La Fileuse
- Assise, la fileuse au bleu de la croisée
- Où le jardin mélodieux se dodeline ;
- Le rouet ancien qui ronfle l’a grisée.
- Lasse, ayant bu l’azur, de filer la câline
- Chevelure, à ses doigts si faibles évasive,
- Elle songe, et sa tête petite s’incline.
- Un arbuste et l’air pur font une source vive
- Qui, suspendue au jour, délicieuse arrose
- De ses pertes de fleurs le jardin de l’oisive.
- Une tige, où le vent vagabond se repose,
- Courbe le salut vain de sa grâce étoilée,
- Dédiant magnifique, au vieux rouet, sa rose.
- Mais la dormeuse file une laine isolée ;
- Mystérieusement l’ombre frêle se tresse
- Au fil de ses doigts longs et qui dorment, filée.

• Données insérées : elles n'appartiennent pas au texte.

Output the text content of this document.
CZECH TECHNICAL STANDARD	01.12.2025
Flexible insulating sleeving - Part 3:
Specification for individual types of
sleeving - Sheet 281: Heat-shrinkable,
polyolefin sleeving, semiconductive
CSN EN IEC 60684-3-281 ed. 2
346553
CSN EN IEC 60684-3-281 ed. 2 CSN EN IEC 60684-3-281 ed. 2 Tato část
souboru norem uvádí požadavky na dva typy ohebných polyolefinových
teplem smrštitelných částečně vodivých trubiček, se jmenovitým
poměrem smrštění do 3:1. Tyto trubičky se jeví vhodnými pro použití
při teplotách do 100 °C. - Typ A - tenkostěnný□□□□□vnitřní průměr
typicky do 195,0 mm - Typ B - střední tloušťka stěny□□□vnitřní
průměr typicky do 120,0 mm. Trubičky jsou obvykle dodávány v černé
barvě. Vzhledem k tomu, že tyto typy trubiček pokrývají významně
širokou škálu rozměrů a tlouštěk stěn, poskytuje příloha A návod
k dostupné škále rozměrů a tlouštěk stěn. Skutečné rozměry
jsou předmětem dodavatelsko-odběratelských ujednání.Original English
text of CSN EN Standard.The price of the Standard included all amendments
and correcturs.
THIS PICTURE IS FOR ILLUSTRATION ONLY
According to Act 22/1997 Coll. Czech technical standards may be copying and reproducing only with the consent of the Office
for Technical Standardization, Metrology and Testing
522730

- Le songe se dévide avec une paresse
- Angélique, et sans cesse, au doux fuseau crédule,
- La chevelure ondule au gré de la caresse...
- Derrière tant de fleurs, l’azur se dissimule,
- Fileuse de feuillage et de lumière ceinte :
- Tout le ciel vert se meurt. Le dernier arbre brûle.
- Ta sœur, la grande rose où sourit une sainte,
- Parfume ton front vague au vent de son haleine
- Innocente, et tu crois languir... Tu es éteinte
- Au bleu de la croisée où tu filais la laine.